Harriet Jacobs was born into slavery in North Carolina in 1813. She managed to free her two children, remain hidden in her own town for seven years (while a vicious owner relentlessly hunted her), escape to the free states, avoid capture after the Fugitive Slave Act was passed in 1850, make a living, start a school after the Civil War, and somewhere in there, to write a remarkable memoir. “Incidents in the Life of a Slave Girl” tells the chilling and inspiring account of her life. Here is an excerpt:
Pity me, and pardon me, O virtuous reader! You never knew what it is to be a slave; to be entirely unprotected by law or custom; to have the laws reduce you to the condition of chattel, entirely subject to the will of another. You never exhausted your ingenuity in avoiding the snares, and eluding the power of a hated tyrant; you never shuddered at the sound of his footsteps, and trembled within the hearing of his voice.
Ms. Jacobs was initially owned by a woman who promised to free her. As often happened, however, the promise was not made good, and Ms. Jacobs passed through the estate of her mistress to the testator’s three year old niece. The niece’s father was a lecher and harassed and pursued Harriet, until in a desperate bid for safety, she allied herself with a white neighbor. At 16, Ms. Jacobs bore that neighbor, Samuel Tredwell Sawyer, the first of their two children. He would go on to become a U.S. Congressman.
Afraid that her children would be sold and sent away, or shipped off to a distant relative of her tormentor, Jacobs ran away, hoping that Sawyer would buy them. Through an agent, Sawyer did, though he did not free them as she had hoped. Jacobs hid in a garage and then the teeny garrison of her grandmother’s home for a total of seven years. She survived horrible cold and heat, invasive stinging bugs, and near loss of the use of her limbs from being cramped for so long. How she managed to survive defies understanding. Like many bondwomen with children, her concern and longing for those children seem instrumental in keeping her alive.

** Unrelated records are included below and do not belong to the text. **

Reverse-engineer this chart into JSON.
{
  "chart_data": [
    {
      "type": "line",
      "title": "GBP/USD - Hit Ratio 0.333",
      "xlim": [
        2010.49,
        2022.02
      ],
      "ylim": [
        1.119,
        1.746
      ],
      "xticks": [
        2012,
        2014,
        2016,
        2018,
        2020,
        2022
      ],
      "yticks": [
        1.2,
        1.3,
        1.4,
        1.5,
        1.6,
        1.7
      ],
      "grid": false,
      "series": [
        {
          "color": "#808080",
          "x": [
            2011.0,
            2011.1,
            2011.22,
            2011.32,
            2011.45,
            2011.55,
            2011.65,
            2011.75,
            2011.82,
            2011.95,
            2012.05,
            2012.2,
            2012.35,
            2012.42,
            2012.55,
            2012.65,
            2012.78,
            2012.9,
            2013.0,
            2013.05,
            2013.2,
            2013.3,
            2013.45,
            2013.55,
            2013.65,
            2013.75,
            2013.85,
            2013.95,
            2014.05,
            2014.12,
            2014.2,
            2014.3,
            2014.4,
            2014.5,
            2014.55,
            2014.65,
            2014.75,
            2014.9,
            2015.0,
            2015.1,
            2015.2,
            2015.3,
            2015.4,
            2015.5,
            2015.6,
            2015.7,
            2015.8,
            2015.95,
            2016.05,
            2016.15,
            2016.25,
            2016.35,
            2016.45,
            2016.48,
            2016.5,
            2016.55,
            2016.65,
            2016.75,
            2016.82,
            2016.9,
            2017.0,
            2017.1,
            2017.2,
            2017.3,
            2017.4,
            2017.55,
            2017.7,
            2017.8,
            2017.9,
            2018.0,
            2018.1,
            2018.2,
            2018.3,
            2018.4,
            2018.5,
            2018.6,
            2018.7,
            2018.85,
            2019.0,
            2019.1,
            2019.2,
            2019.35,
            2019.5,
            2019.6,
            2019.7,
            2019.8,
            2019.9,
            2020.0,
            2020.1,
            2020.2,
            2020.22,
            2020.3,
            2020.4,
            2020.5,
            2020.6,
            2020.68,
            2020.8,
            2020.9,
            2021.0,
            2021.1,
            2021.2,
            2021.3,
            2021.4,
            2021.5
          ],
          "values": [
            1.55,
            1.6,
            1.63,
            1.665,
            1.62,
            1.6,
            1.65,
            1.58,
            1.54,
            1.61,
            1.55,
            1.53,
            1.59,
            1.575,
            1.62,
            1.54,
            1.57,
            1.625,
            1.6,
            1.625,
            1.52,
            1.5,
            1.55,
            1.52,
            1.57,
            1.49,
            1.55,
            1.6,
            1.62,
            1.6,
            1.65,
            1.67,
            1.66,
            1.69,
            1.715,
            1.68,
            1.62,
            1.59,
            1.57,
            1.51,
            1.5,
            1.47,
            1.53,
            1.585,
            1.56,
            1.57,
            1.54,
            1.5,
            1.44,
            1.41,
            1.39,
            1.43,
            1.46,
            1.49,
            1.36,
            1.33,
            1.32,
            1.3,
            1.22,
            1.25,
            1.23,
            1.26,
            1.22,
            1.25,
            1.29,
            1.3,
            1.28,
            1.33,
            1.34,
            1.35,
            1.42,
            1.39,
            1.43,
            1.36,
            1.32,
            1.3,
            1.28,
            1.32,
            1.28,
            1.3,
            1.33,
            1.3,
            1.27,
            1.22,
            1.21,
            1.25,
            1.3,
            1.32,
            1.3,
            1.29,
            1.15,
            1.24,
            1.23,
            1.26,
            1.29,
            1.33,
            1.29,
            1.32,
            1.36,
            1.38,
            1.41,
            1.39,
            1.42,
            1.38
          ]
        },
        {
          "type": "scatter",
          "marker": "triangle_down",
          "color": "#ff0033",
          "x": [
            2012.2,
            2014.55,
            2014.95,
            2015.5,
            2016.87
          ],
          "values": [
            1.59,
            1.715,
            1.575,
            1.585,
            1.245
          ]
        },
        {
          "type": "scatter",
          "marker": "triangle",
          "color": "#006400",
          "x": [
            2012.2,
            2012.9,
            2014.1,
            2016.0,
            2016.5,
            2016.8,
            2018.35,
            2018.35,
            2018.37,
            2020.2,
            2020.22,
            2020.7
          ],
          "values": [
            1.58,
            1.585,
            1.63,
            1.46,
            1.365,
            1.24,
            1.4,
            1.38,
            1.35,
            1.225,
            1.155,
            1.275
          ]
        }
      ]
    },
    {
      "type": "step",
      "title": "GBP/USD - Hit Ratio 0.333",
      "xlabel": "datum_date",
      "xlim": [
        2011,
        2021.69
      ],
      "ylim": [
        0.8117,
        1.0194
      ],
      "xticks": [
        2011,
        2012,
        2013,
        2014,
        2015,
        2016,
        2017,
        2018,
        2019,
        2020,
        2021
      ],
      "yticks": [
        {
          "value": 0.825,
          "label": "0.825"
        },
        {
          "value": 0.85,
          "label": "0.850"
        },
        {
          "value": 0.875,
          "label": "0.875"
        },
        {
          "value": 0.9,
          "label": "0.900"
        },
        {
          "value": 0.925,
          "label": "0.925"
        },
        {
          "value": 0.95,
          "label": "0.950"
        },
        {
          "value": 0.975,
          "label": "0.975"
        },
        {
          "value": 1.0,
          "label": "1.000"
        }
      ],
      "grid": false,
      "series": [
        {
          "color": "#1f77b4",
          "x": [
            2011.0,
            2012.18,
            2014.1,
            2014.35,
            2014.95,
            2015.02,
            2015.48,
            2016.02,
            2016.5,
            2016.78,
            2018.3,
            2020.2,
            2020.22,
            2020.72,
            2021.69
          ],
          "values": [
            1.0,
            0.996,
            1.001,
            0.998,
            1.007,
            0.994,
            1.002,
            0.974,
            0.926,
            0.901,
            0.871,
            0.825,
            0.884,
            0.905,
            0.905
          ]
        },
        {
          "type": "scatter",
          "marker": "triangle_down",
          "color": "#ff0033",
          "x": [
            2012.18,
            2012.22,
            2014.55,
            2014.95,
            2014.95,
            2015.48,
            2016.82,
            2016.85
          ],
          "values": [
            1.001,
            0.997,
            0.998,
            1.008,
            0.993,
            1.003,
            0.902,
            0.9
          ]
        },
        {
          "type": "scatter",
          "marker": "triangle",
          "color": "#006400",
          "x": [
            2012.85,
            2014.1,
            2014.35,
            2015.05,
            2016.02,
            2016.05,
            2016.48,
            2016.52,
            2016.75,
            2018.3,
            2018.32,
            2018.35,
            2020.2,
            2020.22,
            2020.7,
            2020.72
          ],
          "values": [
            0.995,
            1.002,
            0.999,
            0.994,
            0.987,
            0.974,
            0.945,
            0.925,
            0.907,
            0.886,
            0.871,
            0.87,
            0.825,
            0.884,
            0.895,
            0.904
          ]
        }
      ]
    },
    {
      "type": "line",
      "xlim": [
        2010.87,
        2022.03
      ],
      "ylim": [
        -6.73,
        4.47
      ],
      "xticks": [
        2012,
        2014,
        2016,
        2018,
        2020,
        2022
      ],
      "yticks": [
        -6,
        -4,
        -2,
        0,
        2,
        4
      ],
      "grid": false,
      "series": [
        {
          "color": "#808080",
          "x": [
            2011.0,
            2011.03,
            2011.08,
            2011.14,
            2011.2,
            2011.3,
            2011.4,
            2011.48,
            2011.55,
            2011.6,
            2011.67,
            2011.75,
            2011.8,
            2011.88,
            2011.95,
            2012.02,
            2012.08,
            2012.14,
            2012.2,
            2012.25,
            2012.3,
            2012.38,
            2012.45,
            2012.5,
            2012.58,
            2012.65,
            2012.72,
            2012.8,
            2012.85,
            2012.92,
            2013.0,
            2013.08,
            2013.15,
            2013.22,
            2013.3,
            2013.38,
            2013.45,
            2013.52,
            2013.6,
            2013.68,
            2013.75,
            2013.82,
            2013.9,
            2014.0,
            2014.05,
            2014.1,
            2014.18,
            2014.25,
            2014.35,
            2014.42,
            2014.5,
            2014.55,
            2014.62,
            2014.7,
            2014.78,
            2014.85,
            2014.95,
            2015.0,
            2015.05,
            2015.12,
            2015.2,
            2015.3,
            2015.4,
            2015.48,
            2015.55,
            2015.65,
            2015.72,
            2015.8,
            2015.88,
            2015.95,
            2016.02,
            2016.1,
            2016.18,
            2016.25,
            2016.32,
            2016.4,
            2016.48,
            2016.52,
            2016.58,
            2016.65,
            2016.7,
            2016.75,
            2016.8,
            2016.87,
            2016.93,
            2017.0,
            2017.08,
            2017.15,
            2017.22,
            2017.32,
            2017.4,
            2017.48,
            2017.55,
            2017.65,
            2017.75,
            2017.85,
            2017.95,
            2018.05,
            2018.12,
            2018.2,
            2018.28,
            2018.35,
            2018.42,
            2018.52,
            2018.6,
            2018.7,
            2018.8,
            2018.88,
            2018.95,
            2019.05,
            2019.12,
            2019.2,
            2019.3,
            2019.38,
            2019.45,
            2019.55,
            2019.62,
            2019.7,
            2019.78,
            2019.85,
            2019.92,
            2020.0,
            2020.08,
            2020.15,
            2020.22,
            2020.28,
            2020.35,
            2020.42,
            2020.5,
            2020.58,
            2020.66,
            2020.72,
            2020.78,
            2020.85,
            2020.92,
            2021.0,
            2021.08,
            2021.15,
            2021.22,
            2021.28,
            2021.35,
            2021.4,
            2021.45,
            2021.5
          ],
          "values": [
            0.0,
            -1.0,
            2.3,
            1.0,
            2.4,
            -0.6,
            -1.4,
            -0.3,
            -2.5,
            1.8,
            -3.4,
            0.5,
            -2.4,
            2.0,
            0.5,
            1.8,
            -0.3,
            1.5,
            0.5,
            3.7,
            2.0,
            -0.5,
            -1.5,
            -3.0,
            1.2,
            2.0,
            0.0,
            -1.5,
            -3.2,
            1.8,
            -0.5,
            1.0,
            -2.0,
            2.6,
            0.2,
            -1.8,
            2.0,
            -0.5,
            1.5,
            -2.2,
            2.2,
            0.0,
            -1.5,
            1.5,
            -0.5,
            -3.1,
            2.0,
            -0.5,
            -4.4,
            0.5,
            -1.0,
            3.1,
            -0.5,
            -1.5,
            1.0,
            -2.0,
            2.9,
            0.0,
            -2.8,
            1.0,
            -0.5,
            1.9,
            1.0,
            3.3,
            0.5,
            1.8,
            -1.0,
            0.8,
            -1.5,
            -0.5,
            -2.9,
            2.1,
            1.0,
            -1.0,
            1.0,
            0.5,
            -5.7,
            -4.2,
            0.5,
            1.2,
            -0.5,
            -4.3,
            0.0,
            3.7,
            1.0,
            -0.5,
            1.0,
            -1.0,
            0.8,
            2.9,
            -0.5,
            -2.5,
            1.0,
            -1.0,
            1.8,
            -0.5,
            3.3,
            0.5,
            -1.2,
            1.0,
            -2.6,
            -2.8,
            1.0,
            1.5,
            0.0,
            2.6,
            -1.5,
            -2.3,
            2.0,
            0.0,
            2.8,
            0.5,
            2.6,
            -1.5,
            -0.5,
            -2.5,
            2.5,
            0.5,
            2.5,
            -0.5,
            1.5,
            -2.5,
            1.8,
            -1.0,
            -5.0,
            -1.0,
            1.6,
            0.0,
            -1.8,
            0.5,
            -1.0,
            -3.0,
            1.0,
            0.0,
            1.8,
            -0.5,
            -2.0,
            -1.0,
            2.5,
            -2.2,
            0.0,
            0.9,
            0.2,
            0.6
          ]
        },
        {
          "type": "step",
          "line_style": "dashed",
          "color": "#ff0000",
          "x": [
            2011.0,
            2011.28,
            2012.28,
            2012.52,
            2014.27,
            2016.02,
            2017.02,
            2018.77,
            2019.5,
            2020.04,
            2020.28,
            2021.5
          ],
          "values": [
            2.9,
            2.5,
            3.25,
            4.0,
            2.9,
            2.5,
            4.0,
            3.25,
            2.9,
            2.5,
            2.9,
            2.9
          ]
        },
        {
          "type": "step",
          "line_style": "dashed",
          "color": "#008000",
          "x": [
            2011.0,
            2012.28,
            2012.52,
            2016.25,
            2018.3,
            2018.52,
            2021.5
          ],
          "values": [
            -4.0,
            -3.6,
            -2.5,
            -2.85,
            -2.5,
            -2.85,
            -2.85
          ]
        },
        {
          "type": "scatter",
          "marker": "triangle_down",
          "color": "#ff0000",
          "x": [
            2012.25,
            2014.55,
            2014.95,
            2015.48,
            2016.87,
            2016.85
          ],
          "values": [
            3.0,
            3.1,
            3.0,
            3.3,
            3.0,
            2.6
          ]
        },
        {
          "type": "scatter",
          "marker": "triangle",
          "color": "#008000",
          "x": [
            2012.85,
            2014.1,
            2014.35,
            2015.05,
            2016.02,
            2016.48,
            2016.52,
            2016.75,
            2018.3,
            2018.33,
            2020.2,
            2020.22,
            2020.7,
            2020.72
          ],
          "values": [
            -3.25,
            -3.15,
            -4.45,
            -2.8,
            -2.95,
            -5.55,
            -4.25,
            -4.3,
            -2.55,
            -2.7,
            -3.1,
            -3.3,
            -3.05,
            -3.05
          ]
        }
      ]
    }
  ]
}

How she escapes, manages to arrange for the freeing of her children, and her encounters in the north are fascinating and important pieces of American history. This slave narrative is provocative, well-written, and horrifying.
Annette Gordon-Reed’s book on the Hemingses has been a great companion text to “Incidents”, particularly on the topic of the kinds of calculations and risks a bondwoman might make in allying herself with a powerful white man (in that case, Thomas Jefferson and Sally Hemings).
Just as I was finishing the memoir, I learned that Harriet Jacobs was buried in nearby Cambridge, Mass., in the Mt. Auburn Cemetery. Two weeks ago, K and I went to pay our respects. It was the only stone we saw that day with visible tokens of respect carefully placed on its upper edge. Three stones and a penny. Having forgotten to cut the irises that I meant to bring from my garden, I laid another coin above her name.
* The book spells ‘Harriet’ with one ‘t’. Obviously, her gravestone spells her name with two.